BOOK REVIEW by Willard Manus

"For the past ninety-five years jazz's survival has been based on the ability of musicians to interpret their times without relinquishing the characteristics that define the art form. These characteristics include the blues, a deep feeling for the poetry of the music, and a burning desire by musicians to stand out through improvisation. From 1942 to 1972--when much of the jazz that's consumed today was created and recorded--musicians were able to forge new styles. Such events continue to occur today. Jazz's challenge going forward will be to attract new musicians who are able to find new ways of expressing the music that not only pay tribute to jazz's past but also interpret contemporary life in a way that resonates with new listeners."

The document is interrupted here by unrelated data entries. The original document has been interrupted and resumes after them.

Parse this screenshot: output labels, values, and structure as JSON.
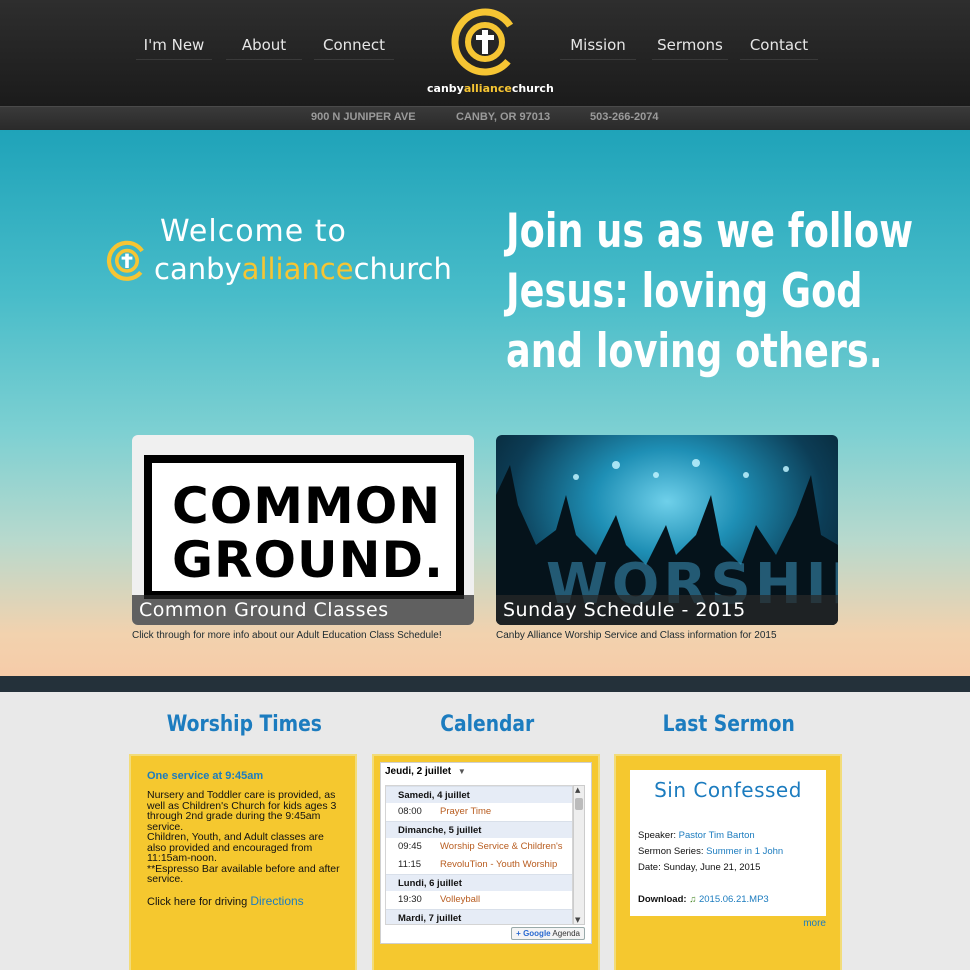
{
  "nav": {
    "left": [
      "I'm New",
      "About",
      "Connect"
    ],
    "right": [
      "Mission",
      "Sermons",
      "Contact"
    ]
  },
  "logo": {
    "part1": "canby",
    "part2": "alliance",
    "part3": "church"
  },
  "info": {
    "address": "900 N JUNIPER AVE",
    "city": "CANBY, OR 97013",
    "phone": "503-266-2074"
  },
  "hero": {
    "welcome_to": "Welcome to",
    "name_part1": "canby",
    "name_part2": "alliance",
    "name_part3": "church",
    "tagline": "Join us as we follow Jesus: loving God and loving others."
  },
  "cards": [
    {
      "caption": "Common Ground Classes",
      "desc": "Click through for more info about our Adult Education Class Schedule!",
      "line1": "COMMON",
      "line2": "GROUND."
    },
    {
      "caption": "Sunday Schedule - 2015",
      "desc": "Canby Alliance Worship Service and Class information for 2015",
      "word": "WORSHIP"
    }
  ],
  "worship_times": {
    "title": "Worship Times",
    "head": "One service at 9:45am",
    "body": [
      "Nursery and Toddler care is provided, as well as Children's Church for kids ages 3 through 2nd grade during the 9:45am service.",
      "Children, Youth, and Adult classes are also provided and encouraged from 11:15am-noon.",
      "**Espresso Bar available before and after service."
    ],
    "directions_prefix": "Click here for driving",
    "directions_link": "Directions"
  },
  "calendar": {
    "title": "Calendar",
    "current": "Jeudi, 2 juillet",
    "days": [
      {
        "day": "Samedi, 4 juillet",
        "events": [
          {
            "time": "08:00",
            "name": "Prayer Time"
          }
        ]
      },
      {
        "day": "Dimanche, 5 juillet",
        "events": [
          {
            "time": "09:45",
            "name": "Worship Service & Children's"
          },
          {
            "time": "11:15",
            "name": "RevoluTion - Youth Worship"
          }
        ]
      },
      {
        "day": "Lundi, 6 juillet",
        "events": [
          {
            "time": "19:30",
            "name": "Volleyball"
          }
        ]
      },
      {
        "day": "Mardi, 7 juillet",
        "events": []
      }
    ],
    "badge_brand": "Google",
    "badge_label": "Agenda"
  },
  "last_sermon": {
    "title": "Last Sermon",
    "sermon_title": "Sin Confessed",
    "speaker_label": "Speaker:",
    "speaker": "Pastor Tim Barton",
    "series_label": "Sermon Series:",
    "series": "Summer in 1 John",
    "date": "Date: Sunday, June 21, 2015",
    "download_label": "Download:",
    "file": "2015.06.21.MP3",
    "more": "more"
  },
  "colors": {
    "accent_blue": "#1c7cbf",
    "brand_yellow": "#f6c533",
    "panel_yellow": "#f5c82f",
    "header_dark": "#222222"
  }
}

Thus writes Marc Myers, whose new book WHY JAZZ HAPPENED has just been published by University of California Press. The history of jazz's evolution has been explored by legions of writers, but Myers has still managed to come up with a fresh take on the subject, thanks to his analysis of the social forces which have helped shape jazz's evolution over the years.

A case in point is the G.I. Bill. Passed by Congress in 1944, it provided benefits for qualifying veterans that included enrollment at accredited colleges. Jazz musicians who had served in the military could now afford to study musical theory and composition on a high academic level, perhaps for the first time. "Many emerged with classical skills they would never otherwise have acquired," writes Myers. "They went on to develop new jazz forms that were tempered by counterpoint and modern classical theories.

"Musicians like Dave Brubeck, John Lewis, Bill Holman, Dick Hyman, Shorty Rogers, Buddy Collette, John Carisi, Bill Triglia, Britt Woodman, and many others who studied under the G.I. Bill developed jazz styles with a sophisticated formal flare. Musicians who combined classical and jazz also influenced other skilled jazz musicians who no longer found bebop as radical or challenging as it had once been."

Myers then investigates the impact of technology on jazz. The long-playing record, for example, paved the way for deeper, more complex music; equally, the invention of magnetic tape also provided producers and artists with lots more leeway. "In some cases, producers called for additional takes of the same song to strive for the best possible version of it," comments Mayers. "But there was another motivation--insurance against takes with flaws that producers heard only during the playback and mastering process after the musicans had departed." This allowed the producer to cut a bad note out of the master and replace it with a good note from another take.

Myers also deals with some of the more lesser-known influences on jazz history: the importance of radio and such popular disc jockeys as Symphony Sid and Fred Robbins; the emergence of the West Coast television industry as a musical force. "For the white jazz musican who could compose, arrange, sight-read perfectly and socialize comfortably on golf courses with the contractors and producers who did the hiring for studio jobs, Los Angeles was idyllic...Many musicans had to organize their calendars and hire telephone answering services to field all of the job offers...In this intoxicating culture of long horizontal lines, rhythmic surf, lingering sunsets, prefabricated neighborhoods, curvy cars, cocky narcissism, drugstore stardom, and stubborn expectations of fame, a new modern jazz style emerged in the 1950s."

Myers doesn't neglect the political, racial and legal battles that also helped alter the face of jazz, but for the most part he concentrates on the smaller touches in the music's portraiture, the brushstrokes that give it its unique character.